(Mi retablillo anual)
¡Libérame de la muerte viva! ¡Libérame de la vida en la muerte, libérame de la vida y de la muerte!.
Y otro día amaneció esta ciudad. Fue un día como hoy, pero de hace 28 años, cuando esta nuestra casa común amaneció a ser lo que desde entonces ha sido: la herida que no cesa, y el llanto y el duelo colectivo por la tragedia descomunal. Que la memoria histórica permanezca. La memoria de los caídos. De todos ellos.
Hoy se me viene a la mente Agadir, la ciudad de Marruecos a la que un sacudimiento telúrico arrancó desde sus cimientos porque hace décadas fue remecida por un sismo mortal de necesidad. El México nuestro sobrevivió entero, más entero que antes, que la sobrevivencia es su signo. Mientras el mundo permanezca no acabarán la fama y la gloria de México-Tenochtitlan. Agadir fue destruida, pero esta nuestra ciudad se irguió, suturó sus mataduras y siguió su destino: altiva, inmutable, eterna. Es México, la capital. Mis valedores:
Hoy, como año con año, evoco la tragedia de Agadir, que sobrevive en el testimonio del poeta Arthur Lundkvist, quien logró salvar la vida en el drama sísmico que arrancó del mapa aquella ciudad. Días después, ya vuelto a Suecia, su tierra, sobre la experiencia traumática del fallecimiento de Agadir creó un extenso poema, vivido, lírico y visceral, “para cumplir un deber para conmigo y con los demás, tanto para con los supervivientes como con sus muertos”. Hoy, con fragmentos del citado, me propongo recordar, honrar, testimoniar mi homenaje a tantos que sucumbieron bajo las furias del sismo que acalambró los entresijos de nuestra ciudad capital. Por cuanto a Agadir, la desventurada, aquí diversos fragmentos del poema, que invito a pronunciar. En silencio.

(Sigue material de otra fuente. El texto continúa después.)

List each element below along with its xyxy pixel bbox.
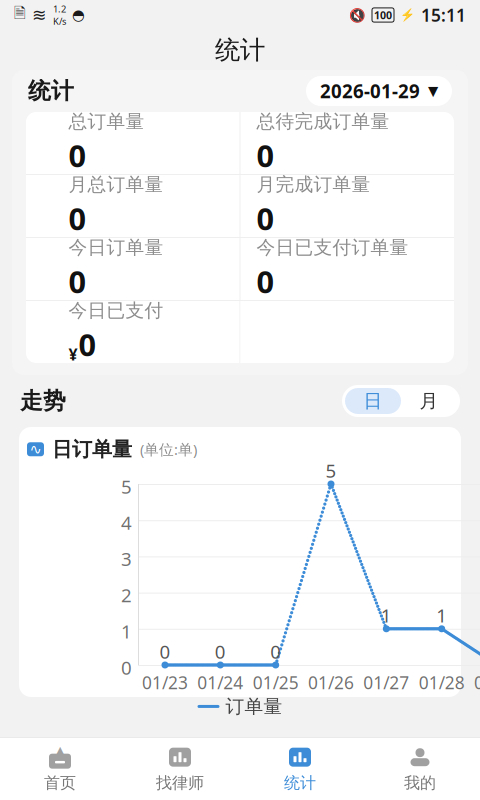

El cielo era de un azul duro, de éter y acero, – el sol era un horno abierto y el día una piedra blanca laminada por lenguas violeta, -las nubes llegaron como humo de carbón. – De repente el suelo se sacudió, profundos estremecimientos recorrieron la tierra – los perros contestaron de todas partes con aullidos prolongados, y un lamento sordo surgió de las gentes.
Me oí gritar en sueños (nunca podré saber qué grité) – mientras el terremoto crecía, irresistible – y las sacudidas se hacían más fuertes, más violentas, parecían venir de todas partes al mismo tiempo. Una revolución surgía de las entrañas de la tierra, – un trueno de las profundidades, abrumador y pesado, -un estallido de paredes, un agrietamiento, un desmoronamiento…

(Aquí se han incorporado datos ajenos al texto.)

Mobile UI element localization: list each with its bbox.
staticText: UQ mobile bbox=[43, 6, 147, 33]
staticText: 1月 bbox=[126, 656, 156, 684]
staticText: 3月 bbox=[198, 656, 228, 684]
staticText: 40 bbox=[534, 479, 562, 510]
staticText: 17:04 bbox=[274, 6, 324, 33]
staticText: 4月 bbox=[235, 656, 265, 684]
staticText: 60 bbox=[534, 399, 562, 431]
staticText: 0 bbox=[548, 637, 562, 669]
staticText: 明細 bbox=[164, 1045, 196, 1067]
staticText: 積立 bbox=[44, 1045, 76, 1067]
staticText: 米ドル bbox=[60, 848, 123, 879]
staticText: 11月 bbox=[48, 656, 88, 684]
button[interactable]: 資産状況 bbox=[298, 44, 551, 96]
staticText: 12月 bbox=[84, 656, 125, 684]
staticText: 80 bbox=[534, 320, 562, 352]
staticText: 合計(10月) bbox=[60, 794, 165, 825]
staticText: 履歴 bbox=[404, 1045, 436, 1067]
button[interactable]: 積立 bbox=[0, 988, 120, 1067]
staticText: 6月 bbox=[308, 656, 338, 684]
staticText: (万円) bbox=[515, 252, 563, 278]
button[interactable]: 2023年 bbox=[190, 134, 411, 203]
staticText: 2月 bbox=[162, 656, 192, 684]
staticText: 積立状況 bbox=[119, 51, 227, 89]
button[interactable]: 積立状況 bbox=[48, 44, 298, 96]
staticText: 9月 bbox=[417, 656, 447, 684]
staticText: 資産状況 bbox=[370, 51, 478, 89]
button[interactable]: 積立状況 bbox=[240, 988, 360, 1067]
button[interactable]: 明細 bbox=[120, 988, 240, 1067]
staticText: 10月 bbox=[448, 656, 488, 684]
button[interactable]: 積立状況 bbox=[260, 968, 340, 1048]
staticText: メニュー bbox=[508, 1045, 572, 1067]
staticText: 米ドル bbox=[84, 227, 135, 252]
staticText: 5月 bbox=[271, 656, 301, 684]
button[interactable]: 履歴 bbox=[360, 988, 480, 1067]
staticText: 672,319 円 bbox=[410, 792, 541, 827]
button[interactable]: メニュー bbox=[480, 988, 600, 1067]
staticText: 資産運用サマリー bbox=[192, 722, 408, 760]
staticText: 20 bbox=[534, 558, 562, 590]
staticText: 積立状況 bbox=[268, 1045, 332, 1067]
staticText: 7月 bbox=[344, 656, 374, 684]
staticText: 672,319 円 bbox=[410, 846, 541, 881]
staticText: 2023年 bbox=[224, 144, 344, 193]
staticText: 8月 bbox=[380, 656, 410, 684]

¡Libérame de la muerte viva! – Más insoportable que la locura es esta tumba en las tinieblas, – las piedras me cubren y me rodean, -no hay aire suficiente ni para que respire una rosa; – ¡asfíxiame de una vez, como unas manos estranguladoras! – ¡Ahógame, aplástame con un bloque de piedra! – Todo menos esta tortura en el ara del sacrificio. -¡Arranca ya el corazón de la víctima, clava el cuchillo de piedra!
Agadir, nunca más, – Agadir, para siempre en nosotros, ciudad de la vida y de la muerte, vida y muerte unidas, – Agadir, hundido ya en el pasado, espejismo eterno ante nosotros, – Agadir, preparación, advertencia – de lo que quizá nos espera: la gran aniquilación, – el mundo en ruinas, la tierra desolada, sólo el humo de la muerte desvaneciéndose en el espacio, nunca más, – para siempre – Agadir”.
Hoy todos ellos, o aún mejor: todos ustedes, los caídos del Jueves Negro en la ciudad capital, presencia en la memoria colectiva. Ustedes todos. (A su memoria.)